On that, let’s just jump to the love triangle. Collins didn’t give Katniss the dignity of choice. After the double bomb, she just can’t look at Gale ever again? Really? I was interested in that choice. It would have said something about Katniss. She would have had agency. She could have refuted the insulting accusation Gale made about choosing whoever would best help her survive. (Was her future, left to their devices, so far off from his prediction?) Gale and Katniss would never have worked because they were both fire? So Katniss and Peeta (still, I can’t help but think of pita) are fire and…bread? Fire and a flower? And Gale just disappears conveniently in a far-away government job? While I appreciated the roughed-up version of Peeta, having him swoop in and make the decision for Katniss is not OK.

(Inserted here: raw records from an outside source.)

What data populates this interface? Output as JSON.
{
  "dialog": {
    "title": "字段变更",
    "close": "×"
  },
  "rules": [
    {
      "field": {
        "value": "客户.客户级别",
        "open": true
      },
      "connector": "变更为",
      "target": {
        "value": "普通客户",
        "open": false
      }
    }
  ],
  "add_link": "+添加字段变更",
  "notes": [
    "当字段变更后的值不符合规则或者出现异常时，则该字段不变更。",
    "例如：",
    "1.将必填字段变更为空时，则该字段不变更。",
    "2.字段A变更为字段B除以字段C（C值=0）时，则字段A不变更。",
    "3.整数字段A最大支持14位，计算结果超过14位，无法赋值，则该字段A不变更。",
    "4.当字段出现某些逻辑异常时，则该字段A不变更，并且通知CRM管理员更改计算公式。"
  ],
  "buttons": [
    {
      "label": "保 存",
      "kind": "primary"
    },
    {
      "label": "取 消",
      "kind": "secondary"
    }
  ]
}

I guess what it boils down to is that I wanted a little more heroism from my heroine. It’s a purely selfish wish, and I acknowledge that. I do realize that The Hunger Games is more about survival than heroism and that Katniss never asked for any of it. I can be fine with the ending. (I have to be. It’s the only way it ends.) I can believe Katniss had fought enough, that she deserved to rest, so she lets herself stop. And she does.

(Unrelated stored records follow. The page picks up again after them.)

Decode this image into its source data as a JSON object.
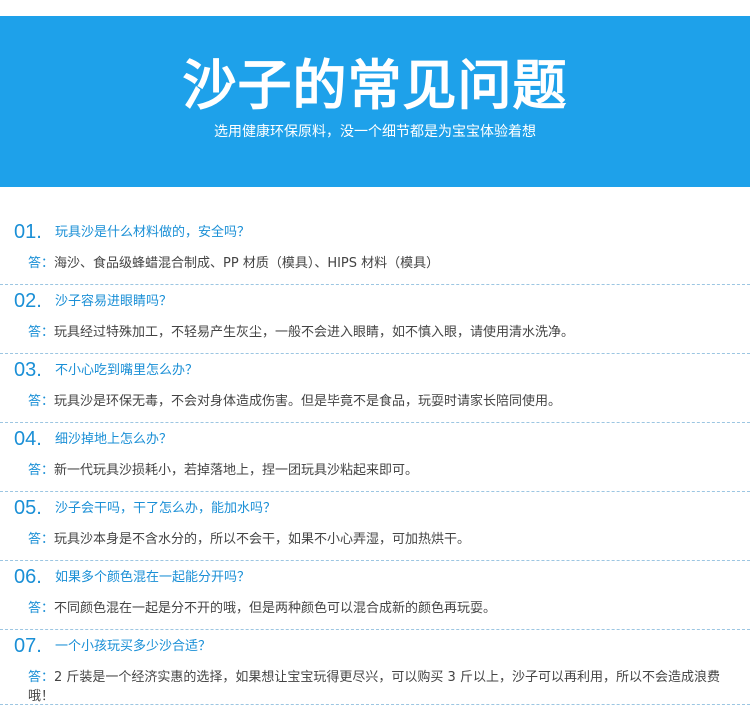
{
  "banner": {
    "title": "沙子的常见问题",
    "subtitle": "选用健康环保原料，没一个细节都是为宝宝体验着想"
  },
  "answer_label": "答：",
  "faq": [
    {
      "number": "01.",
      "question": "玩具沙是什么材料做的，安全吗？",
      "answer": "海沙、食品级蜂蜡混合制成、PP 材质（模具）、HIPS 材料（模具）"
    },
    {
      "number": "02.",
      "question": "沙子容易进眼睛吗？",
      "answer": "玩具经过特殊加工，不轻易产生灰尘，一般不会进入眼睛，如不慎入眼，请使用清水洗净。"
    },
    {
      "number": "03.",
      "question": "不小心吃到嘴里怎么办？",
      "answer": "玩具沙是环保无毒，不会对身体造成伤害。但是毕竟不是食品，玩耍时请家长陪同使用。"
    },
    {
      "number": "04.",
      "question": "细沙掉地上怎么办？",
      "answer": "新一代玩具沙损耗小，若掉落地上，捏一团玩具沙粘起来即可。"
    },
    {
      "number": "05.",
      "question": "沙子会干吗，干了怎么办，能加水吗？",
      "answer": "玩具沙本身是不含水分的，所以不会干，如果不小心弄湿，可加热烘干。"
    },
    {
      "number": "06.",
      "question": "如果多个颜色混在一起能分开吗？",
      "answer": "不同颜色混在一起是分不开的哦，但是两种颜色可以混合成新的颜色再玩耍。"
    },
    {
      "number": "07.",
      "question": "一个小孩玩买多少沙合适？",
      "answer": "2 斤装是一个经济实惠的选择，如果想让宝宝玩得更尽兴，可以购买 3 斤以上，沙子可以再利用，所以不会造成浪费哦！"
    }
  ],
  "colors": {
    "banner_bg": "#1ea1ea",
    "accent": "#1a8fd6",
    "body_text": "#444444",
    "divider": "#9cc6e2"
  }
}
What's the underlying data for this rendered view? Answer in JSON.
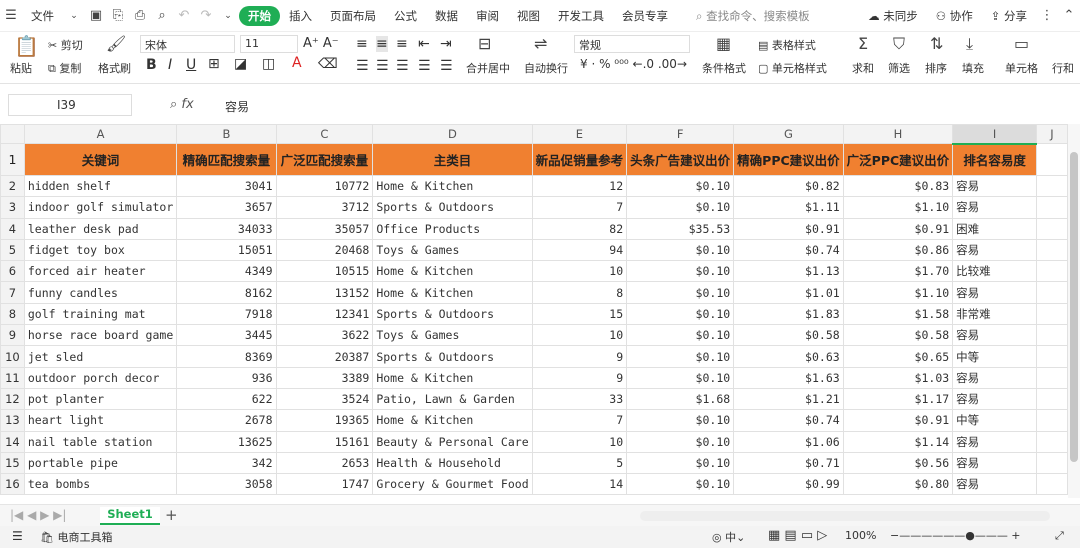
{
  "menubar": {
    "file": "文件",
    "tabs": [
      "开始",
      "插入",
      "页面布局",
      "公式",
      "数据",
      "审阅",
      "视图",
      "开发工具",
      "会员专享"
    ],
    "search": "查找命令、搜索模板",
    "sync": "未同步",
    "collab": "协作",
    "share": "分享"
  },
  "ribbon": {
    "paste": "粘贴",
    "cut": "剪切",
    "copy": "复制",
    "format_painter": "格式刷",
    "font_name": "宋体",
    "font_size": "11",
    "merge": "合并居中",
    "wrap": "自动换行",
    "number_format": "常规",
    "conditional": "条件格式",
    "table_style": "表格样式",
    "cell_style": "单元格样式",
    "sum": "求和",
    "filter": "筛选",
    "sort": "排序",
    "fill": "填充",
    "cell": "单元格",
    "rowcol": "行和"
  },
  "formula": {
    "cell_ref": "I39",
    "value": "容易"
  },
  "columns": [
    "A",
    "B",
    "C",
    "D",
    "E",
    "F",
    "G",
    "H",
    "I",
    "J"
  ],
  "headers": [
    "关键词",
    "精确匹配搜索量",
    "广泛匹配搜索量",
    "主类目",
    "新品促销量参考",
    "头条广告建议出价",
    "精确PPC建议出价",
    "广泛PPC建议出价",
    "排名容易度"
  ],
  "rows": [
    [
      "hidden shelf",
      "3041",
      "10772",
      "Home & Kitchen",
      "12",
      "$0.10",
      "$0.82",
      "$0.83",
      "容易"
    ],
    [
      "indoor golf simulator",
      "3657",
      "3712",
      "Sports & Outdoors",
      "7",
      "$0.10",
      "$1.11",
      "$1.10",
      "容易"
    ],
    [
      "leather desk pad",
      "34033",
      "35057",
      "Office Products",
      "82",
      "$35.53",
      "$0.91",
      "$0.91",
      "困难"
    ],
    [
      "fidget toy box",
      "15051",
      "20468",
      "Toys & Games",
      "94",
      "$0.10",
      "$0.74",
      "$0.86",
      "容易"
    ],
    [
      "forced air heater",
      "4349",
      "10515",
      "Home & Kitchen",
      "10",
      "$0.10",
      "$1.13",
      "$1.70",
      "比较难"
    ],
    [
      "funny candles",
      "8162",
      "13152",
      "Home & Kitchen",
      "8",
      "$0.10",
      "$1.01",
      "$1.10",
      "容易"
    ],
    [
      "golf training mat",
      "7918",
      "12341",
      "Sports & Outdoors",
      "15",
      "$0.10",
      "$1.83",
      "$1.58",
      "非常难"
    ],
    [
      "horse race board game",
      "3445",
      "3622",
      "Toys & Games",
      "10",
      "$0.10",
      "$0.58",
      "$0.58",
      "容易"
    ],
    [
      "jet sled",
      "8369",
      "20387",
      "Sports & Outdoors",
      "9",
      "$0.10",
      "$0.63",
      "$0.65",
      "中等"
    ],
    [
      "outdoor porch decor",
      "936",
      "3389",
      "Home & Kitchen",
      "9",
      "$0.10",
      "$1.63",
      "$1.03",
      "容易"
    ],
    [
      "pot planter",
      "622",
      "3524",
      "Patio, Lawn & Garden",
      "33",
      "$1.68",
      "$1.21",
      "$1.17",
      "容易"
    ],
    [
      "heart light",
      "2678",
      "19365",
      "Home & Kitchen",
      "7",
      "$0.10",
      "$0.74",
      "$0.91",
      "中等"
    ],
    [
      "nail table station",
      "13625",
      "15161",
      "Beauty & Personal Care",
      "10",
      "$0.10",
      "$1.06",
      "$1.14",
      "容易"
    ],
    [
      "portable pipe",
      "342",
      "2653",
      "Health & Household",
      "5",
      "$0.10",
      "$0.71",
      "$0.56",
      "容易"
    ],
    [
      "tea bombs",
      "3058",
      "1747",
      "Grocery & Gourmet Food",
      "14",
      "$0.10",
      "$0.99",
      "$0.80",
      "容易"
    ]
  ],
  "sheetbar": {
    "tab": "Sheet1"
  },
  "statusbar": {
    "toolbox": "电商工具箱",
    "zoom": "100%"
  },
  "colors": {
    "header_fill": "#f08030",
    "accent": "#1fae55"
  }
}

I guess I’m bumping up against the issue of what readers want out of a story versus what the author gives the readers. Is it fair to place these expectations on the author? No, probably not. Will they be there? Yes, always. Did I still enjoy the overall work? Yes, absolutely. Ultimately, I care about these characters and I’m intrigued by the ideas. (I wouldn’t have written this much in review otherwise.) At the end of the trilogy, I appreciate being left with resonant, relevant social commentary: Children are sacrificed on the altar of their parent’s anger until it can be put aside or burned up. There is a place for living in the middle, between the excess of Panem and over-correction of District 13. Finally, don’t ever underestimate the combination of human nature and ingenuity.